Tall pace bowler who produces inswingers, he is an automatic choice to take the new ball. It is his ability to bowl during the slog overs, when the opposition batsmen throw their bats at everything, which gives him an added advantage.
Has a fine technique and times the ball well with a liking for the cut and pull. He scored a half century on his ODI debut against West Indies at Bulawayo in November 2003, but failed to maintain consistency from there. He scored his maiden century against Bermuda during the ICC tri-series in the West Indies last May. He seems to have finally found his level as he fell seven short of his second century with an unbeaten 93 against Bangladesh at Harare.
A dashing batsman with a good technique, he gets the innings off to a flyer but tends to get himself out playing loose shots. He has four half-centuries to his credit but still averages less than 20 in ODIs and that is worrying for a main batsman who has played over 50 matches. An offspinner who can be thrown the ball to break a partnership, he is also a sharp fielder in the gully.
He was once regarded as more of a Test player but because Zimbabwe is short of quality batsmen, he has been given a run in the one-day side. He scored his maiden half-century against England at Bulawayo in November 2004 and is a vital cog in Zimbabwe's top order. Bowls useful legspin, which troubled the touring Bangladesh side in August last year.
A left-handed allrounder with the ability to accelerate an innings. He loves to drive, pull and cut and is a useful left-arm spinner who drifts and turns the ball. He was one of the few shining lights when Zimbabwe were whitewashed 5-0 by Bangladesh last year.

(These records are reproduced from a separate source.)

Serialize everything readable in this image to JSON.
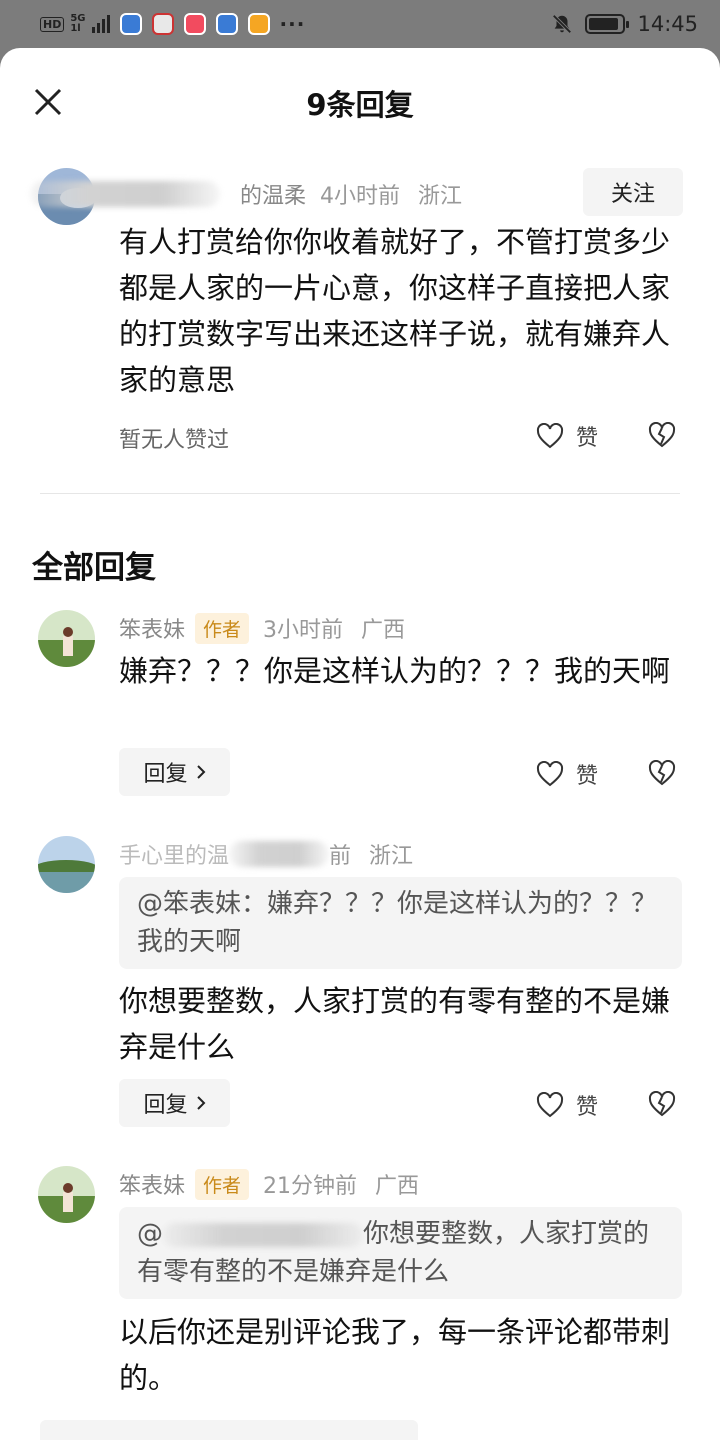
{
  "status_bar": {
    "network_badge": "HD",
    "network_type": "5G",
    "network_sub": "1l",
    "more": "···",
    "time": "14:45",
    "battery_level": 0.9
  },
  "header": {
    "title": "9条回复"
  },
  "main_comment": {
    "user_name_visible": "的温柔",
    "time": "4小时前",
    "location": "浙江",
    "follow_label": "关注",
    "text": "有人打赏给你你收着就好了，不管打赏多少都是人家的一片心意，你这样子直接把人家的打赏数字写出来还这样子说，就有嫌弃人家的意思",
    "no_likes": "暂无人赞过",
    "like_label": "赞"
  },
  "section_title": "全部回复",
  "replies": [
    {
      "name": "笨表妹",
      "badge": "作者",
      "time": "3小时前",
      "location": "广西",
      "text": "嫌弃？？？你是这样认为的？？？我的天啊",
      "reply_label": "回复",
      "like_label": "赞"
    },
    {
      "name_visible": "手心里的温",
      "time_visible": "前",
      "location": "浙江",
      "quote": "@笨表妹：嫌弃？？？你是这样认为的？？？我的天啊",
      "text": "你想要整数，人家打赏的有零有整的不是嫌弃是什么",
      "reply_label": "回复",
      "like_label": "赞"
    },
    {
      "name": "笨表妹",
      "badge": "作者",
      "time": "21分钟前",
      "location": "广西",
      "quote_prefix": "@",
      "quote_visible": "你想要整数，人家打赏的有零有整的不是嫌弃是什么",
      "text": "以后你还是别评论我了，每一条评论都带刺的。"
    }
  ]
}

Left-handed aggressive batsman with a solid technique. He scored a century on his first-class debut for Midlands against Matabeleland at Kwekwe Sports Club in April 2005. He represented Zimbabwe at the Under-19 World Cup in Sri Lanka last year. Is a useful wickekeeper but has better chances of making it as a top-order batsman. Could miss out because he has yet to be given a chance at the top.
Medium pacer who relies on swing, he has done well in the few opportunities he has had with Zimbabwe A. Might be chosen ahead of Mupariwa or Rainsford.